In this day and age the only way to get away from the media and stereotypes is to be, blind and deaf. So that means that your daughter needs to know from you “mom” that she is beautiful just the way she is, she is a masterpiece. That we are all created different, uniquely beautiful for a reason. Helping her to build her self-esteem and self-love is extremely important to how she presents herself to the world. It can make or break her in the way of limiting her abilities for fear of a false ideology of her body image that she has learned outside the home. Be that voice, that role model that supports her being her!

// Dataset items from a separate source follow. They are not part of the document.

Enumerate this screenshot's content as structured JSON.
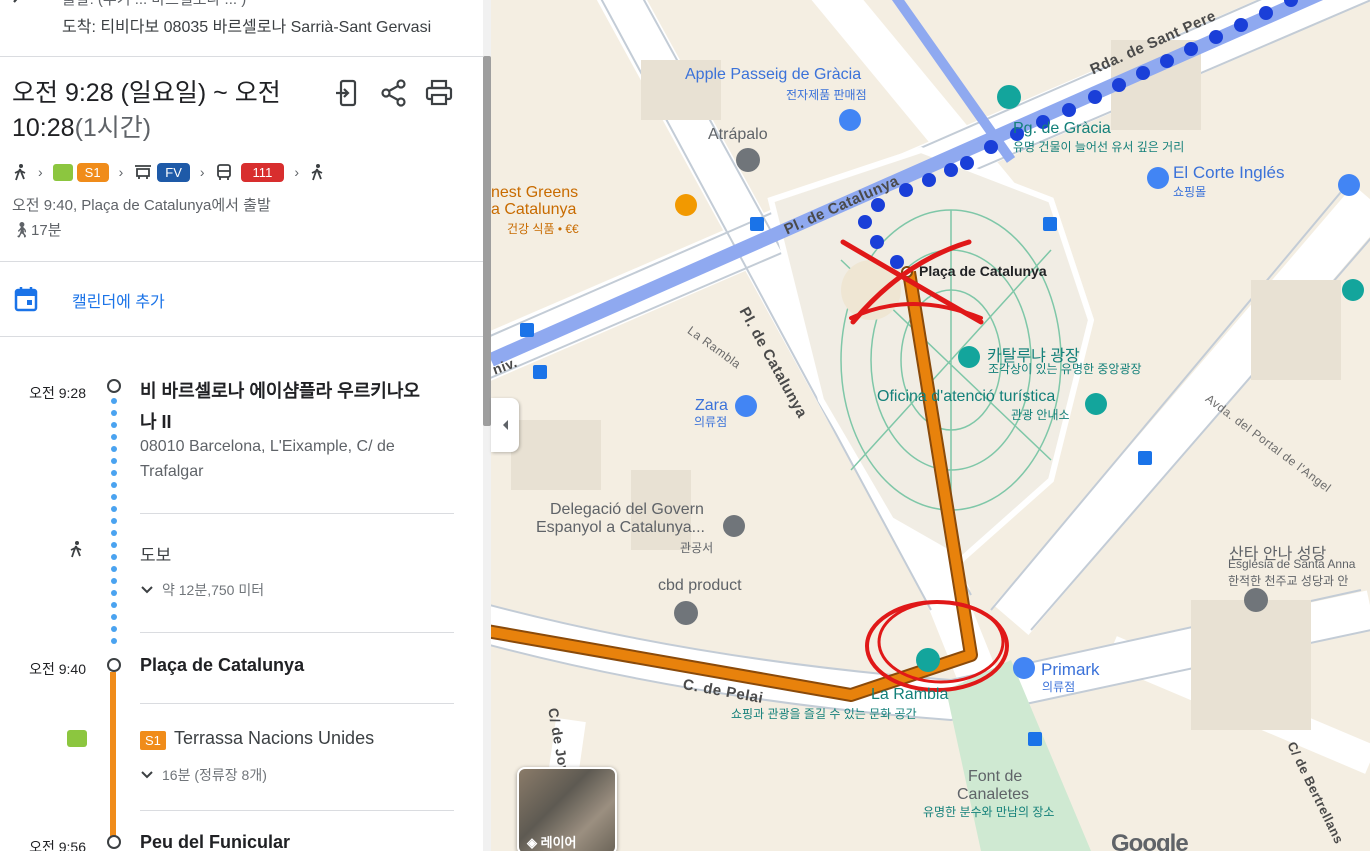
{
  "header": {
    "dest_line1": "출발: (부기 ... 바르셀로나 ... )",
    "dest_line2": "도착: 티비다보 08035 바르셀로나 Sarrià-Sant Gervasi"
  },
  "summary": {
    "time_range": "오전 9:28 (일요일) ~ 오전 10:28",
    "duration": "(1시간)",
    "route": {
      "s1_badge": "S1",
      "fv_badge": "FV",
      "bus_badge": "111"
    },
    "depart": "오전 9:40, Plaça de Catalunya에서 출발",
    "walk_total": "17분"
  },
  "calendar": {
    "label": "캘린더에 추가"
  },
  "timeline": {
    "stop1": {
      "time": "오전 9:28",
      "name": "비 바르셀로나 에이샴플라 우르키나오나 II",
      "name_line1": "비 바르셀로나 에이샴플라 우르키나오",
      "name_line2": "나 II",
      "addr_line1": "08010 Barcelona, L'Eixample, C/ de",
      "addr_line2": "Trafalgar"
    },
    "walk": {
      "label": "도보",
      "sub": "약 12분,750 미터"
    },
    "stop2": {
      "time": "오전 9:40",
      "name": "Plaça de Catalunya"
    },
    "train": {
      "badge": "S1",
      "direction": "Terrassa Nacions Unides",
      "sub": "16분 (정류장 8개)"
    },
    "stop3": {
      "time": "오전 9:56",
      "name": "Peu del Funicular"
    }
  },
  "map": {
    "labels": {
      "apple": "Apple Passeig de Gràcia",
      "apple_sub": "전자제품 판매점",
      "atrapalo": "Atrápalo",
      "honest1": "nest Greens",
      "honest2": "a Catalunya",
      "honest_sub": "건강 식품 • €€",
      "pg_gracia": "Pg. de Gràcia",
      "pg_gracia_sub": "유명 건물이 늘어선 유서 깊은 거리",
      "corte": "El Corte Inglés",
      "corte_sub": "쇼핑몰",
      "placa": "Plaça de Catalunya",
      "cat_square": "카탈루냐 광장",
      "cat_square_sub": "조각상이 있는 유명한 중앙광장",
      "oficina": "Oficina d'atenció turística",
      "oficina_sub": "관광 안내소",
      "zara": "Zara",
      "zara_sub": "의류점",
      "delegacio1": "Delegació del Govern",
      "delegacio2": "Espanyol a Catalunya...",
      "delegacio_sub": "관공서",
      "cbd": "cbd product",
      "santa1": "산타 안나 성당",
      "santa2": "Església de Santa Anna",
      "santa_sub": "한적한 천주교 성당과 안",
      "primark": "Primark",
      "primark_sub": "의류점",
      "larambla": "La Rambla",
      "larambla_sub": "쇼핑과 관광을 즐길 수 있는 문화 공간",
      "font1": "Font de",
      "font2": "Canaletes",
      "font_sub": "유명한 분수와 만남의 장소",
      "layer": "레이어",
      "google": "Google"
    },
    "streets": {
      "rda": "Rda. de Sant Pere",
      "pl_cat": "Pl. de Catalunya",
      "pl_cat2": "Pl. de Catalunya",
      "rambla": "La Rambla",
      "avda": "Avda. del Portal de l'Angel",
      "pelai": "C. de Pelai",
      "jov": "C/ de Jov",
      "bertrellans": "C/ de Bertrellans",
      "univ": "niv."
    }
  },
  "colors": {
    "accent": "#1a73e8",
    "rodalies_green": "#8cc63f",
    "s1_orange": "#f08c1a",
    "fv_blue": "#1e5aa8",
    "bus_red": "#d82e2e",
    "route_orange": "#e8820c",
    "route_blue": "#1a3fd8"
  }
}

I wrote this thinking about my relationship with my daughter and how we are right now today. She is in college doing well and being such a responsible young lady. I’m so very proud to be her mother. I have since started to hold small seminars for mothers that have asked me questions about how I built the bond and have such a close “friendship” and still maintain the authority as her mother? I simply say I’m her mother not her warden. The truth is our babies are gifts to us to raise and nurture them to best of our ability.

The rules that applied to us still apply to daughters but to be successful you have to tweak them and bring them up to date. As a child I was not exposed to the level of technology, violence in school and out, lack of empathy, lack of respect that is becoming common place today. I never sugar coat the world to my daughter or lie to her about the world. It’s impossible to keep your daughter from the terrible messages that sublimely sent out. What you can do and have the power to do is allow her to see things as they are, to prepare her and guide her thinking before you send her free into the world.

Life lessons are learned today at such early ages that there is really no limit to the information that is available via the net, your best defense is to be there when it comes up and trust that she will bring it to you before anyone else.